Он был такой тяжелый и горячий, и я не сразу сообразила, что нужно как-то отреагировать.
— Может, перестанешь следить за каждым моим шагом? Откуда ты вообще знаешь, что я с ним разговаривала? Тебя рядом не было.
— Все тебе расскажи, — на выдохе проговорил с улыбкой Исаев и закусил правый край нижней губы. Он всегда так делал, когда входил в раж. Это означало, что у меня минут десять, чтобы кончить. Я протянула вниз руку, но Исаев перехватил ее: — Какая шустрая. Я сам все сделаю, но сначала скажи, о чем болтали с Кирсановым.
Я засмеялась, запрокинув голову, обхватила его за шею свободной рукой и потянулась к нему губами. Он остановился на пару секунд, посмотрел на меня и без улыбки выдал:
— Ты ненормальная. Я и так от тебя оторваться не могу... не делай так больше, Елизарова. — Я снова ощутила, как ударяется в мою правую грудь его сердце.
— Денис сказал, что когда я тебе надоем, он будет меня ждать, — тихо сказала я, не глядя Исаеву в глаза. Какого черта я тогда это ляпнула. Хотела позлить, наверное.
Он сделал вид, что не слышал, а когда кончил, перевернулся на спину и проговорил:
— Больше он ничего тебе не скажет.
Рот мертвого Дениса был приоткрыт, из его уголка тянулась струйка крови.
Кажется, в таком состоянии люди не могут говорить. Точно не могут.
Громов издал хлюпающий звук, как будто его сейчас стошнит. Он несколько раз сглотнул и судорожно огляделся по сторонам:
— Нужно помочь ему. Почему никто до сих не позвал на помощь?
— Раз мы здесь, на помощь уже позвали, — сказал побледневший Дима.
— Выходит, — медленно проговорила Стеблицкая, — он… мертв?
— А ты видела когда-нибудь таких живых? — высокомерно заметил Меркулова с нашего курса, настороженно поглядывая в сторону деканата.
Мне не верилось, что когда-то я целовалась с Денисом, а он признавался мне в любви.
Соколов машинально ступил вперед, но подойти ближе у него не получилось — видимо, кто-то установил защитный чародейский купол.

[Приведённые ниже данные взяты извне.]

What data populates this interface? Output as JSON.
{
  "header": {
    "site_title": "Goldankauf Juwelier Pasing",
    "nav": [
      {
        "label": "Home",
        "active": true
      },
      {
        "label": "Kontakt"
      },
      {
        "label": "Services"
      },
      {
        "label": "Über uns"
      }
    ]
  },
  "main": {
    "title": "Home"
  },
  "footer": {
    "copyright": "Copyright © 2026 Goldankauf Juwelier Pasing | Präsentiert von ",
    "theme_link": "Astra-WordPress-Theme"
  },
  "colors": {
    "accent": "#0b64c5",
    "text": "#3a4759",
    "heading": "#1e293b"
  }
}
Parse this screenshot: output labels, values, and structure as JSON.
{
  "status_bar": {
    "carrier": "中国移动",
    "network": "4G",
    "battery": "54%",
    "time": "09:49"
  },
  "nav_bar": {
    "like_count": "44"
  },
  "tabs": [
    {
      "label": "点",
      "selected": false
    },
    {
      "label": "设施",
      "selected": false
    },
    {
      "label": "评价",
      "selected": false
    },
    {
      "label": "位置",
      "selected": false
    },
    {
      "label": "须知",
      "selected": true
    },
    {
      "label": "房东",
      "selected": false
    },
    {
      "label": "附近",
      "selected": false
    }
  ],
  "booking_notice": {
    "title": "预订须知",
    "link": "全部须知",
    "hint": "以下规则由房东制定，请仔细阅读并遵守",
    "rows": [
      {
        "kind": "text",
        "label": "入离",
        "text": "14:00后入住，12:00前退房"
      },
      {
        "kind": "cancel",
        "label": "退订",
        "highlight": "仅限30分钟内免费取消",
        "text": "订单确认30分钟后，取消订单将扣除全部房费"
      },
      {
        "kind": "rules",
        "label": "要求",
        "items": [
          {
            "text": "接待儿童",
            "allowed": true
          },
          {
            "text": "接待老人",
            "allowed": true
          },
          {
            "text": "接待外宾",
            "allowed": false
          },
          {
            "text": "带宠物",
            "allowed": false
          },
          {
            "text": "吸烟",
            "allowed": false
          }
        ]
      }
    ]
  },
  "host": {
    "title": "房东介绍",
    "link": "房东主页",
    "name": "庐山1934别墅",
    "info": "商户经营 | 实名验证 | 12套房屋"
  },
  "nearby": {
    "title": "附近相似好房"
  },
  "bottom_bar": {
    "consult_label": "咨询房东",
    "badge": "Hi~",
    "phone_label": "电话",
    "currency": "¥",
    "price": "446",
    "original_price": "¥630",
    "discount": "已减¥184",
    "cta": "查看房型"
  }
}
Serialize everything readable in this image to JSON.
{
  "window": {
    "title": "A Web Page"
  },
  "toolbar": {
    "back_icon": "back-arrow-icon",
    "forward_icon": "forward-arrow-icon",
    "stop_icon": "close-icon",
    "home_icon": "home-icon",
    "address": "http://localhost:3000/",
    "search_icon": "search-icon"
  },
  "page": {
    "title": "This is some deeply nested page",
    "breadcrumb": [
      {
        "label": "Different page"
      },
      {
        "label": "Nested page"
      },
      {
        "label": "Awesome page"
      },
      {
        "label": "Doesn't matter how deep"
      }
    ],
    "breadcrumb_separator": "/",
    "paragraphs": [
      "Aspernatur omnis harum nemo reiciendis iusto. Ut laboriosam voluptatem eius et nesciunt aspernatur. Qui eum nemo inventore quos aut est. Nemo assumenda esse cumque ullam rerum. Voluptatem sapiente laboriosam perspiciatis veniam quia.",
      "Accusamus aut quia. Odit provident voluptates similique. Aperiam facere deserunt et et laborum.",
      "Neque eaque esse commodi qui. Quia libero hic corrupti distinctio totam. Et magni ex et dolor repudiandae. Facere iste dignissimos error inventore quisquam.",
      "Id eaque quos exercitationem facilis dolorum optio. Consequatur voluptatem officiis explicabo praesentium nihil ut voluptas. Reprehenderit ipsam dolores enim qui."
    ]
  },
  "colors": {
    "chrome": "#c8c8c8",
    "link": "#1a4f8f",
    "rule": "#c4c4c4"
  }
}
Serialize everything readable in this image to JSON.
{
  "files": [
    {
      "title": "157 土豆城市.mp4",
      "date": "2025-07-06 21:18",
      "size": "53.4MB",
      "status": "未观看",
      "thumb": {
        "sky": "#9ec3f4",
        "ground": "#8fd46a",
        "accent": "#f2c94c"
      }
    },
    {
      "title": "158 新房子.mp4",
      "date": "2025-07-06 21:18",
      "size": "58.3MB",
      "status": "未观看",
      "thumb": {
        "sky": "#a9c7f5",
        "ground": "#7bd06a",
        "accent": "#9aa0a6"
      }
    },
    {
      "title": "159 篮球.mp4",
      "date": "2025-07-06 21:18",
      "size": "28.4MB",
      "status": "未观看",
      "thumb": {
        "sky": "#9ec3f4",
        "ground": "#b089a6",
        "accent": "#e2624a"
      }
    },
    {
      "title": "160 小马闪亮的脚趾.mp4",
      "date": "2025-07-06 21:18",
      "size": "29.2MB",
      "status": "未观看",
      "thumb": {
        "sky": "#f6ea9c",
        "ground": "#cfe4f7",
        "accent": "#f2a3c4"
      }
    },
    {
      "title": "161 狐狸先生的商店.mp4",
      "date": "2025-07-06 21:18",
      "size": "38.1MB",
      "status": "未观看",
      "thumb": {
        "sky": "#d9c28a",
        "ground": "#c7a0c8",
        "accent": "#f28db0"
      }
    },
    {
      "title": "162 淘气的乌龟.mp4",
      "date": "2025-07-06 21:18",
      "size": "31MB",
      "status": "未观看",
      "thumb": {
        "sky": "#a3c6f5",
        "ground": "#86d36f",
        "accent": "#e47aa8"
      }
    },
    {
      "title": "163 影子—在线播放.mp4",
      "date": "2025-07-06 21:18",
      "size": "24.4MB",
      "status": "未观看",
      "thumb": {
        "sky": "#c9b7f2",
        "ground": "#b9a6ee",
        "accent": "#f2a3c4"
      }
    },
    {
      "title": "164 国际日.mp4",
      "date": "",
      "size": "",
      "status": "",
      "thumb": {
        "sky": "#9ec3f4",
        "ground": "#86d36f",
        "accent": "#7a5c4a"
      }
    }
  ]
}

Дверь деканата распахнулась, и из нее торопливо вышла Разумовская в сопровождении Шереметьева.
— ...нет, профессор, — закончил Шереметьев начатую в кабинете фразу, — здесь нет порчи, это уникальное заклинание. Целостное.
— Ректор Цареградский уже летит из Москвы, — встревоженно вздохнула Юстина и оглядела нас. — Мне жаль, — дрогнувшим голосом сказала она, — что вам пришлось это увидеть, но мы, как оказалось, не можем ничего трогать до прибытия сотрудников Магического Совета.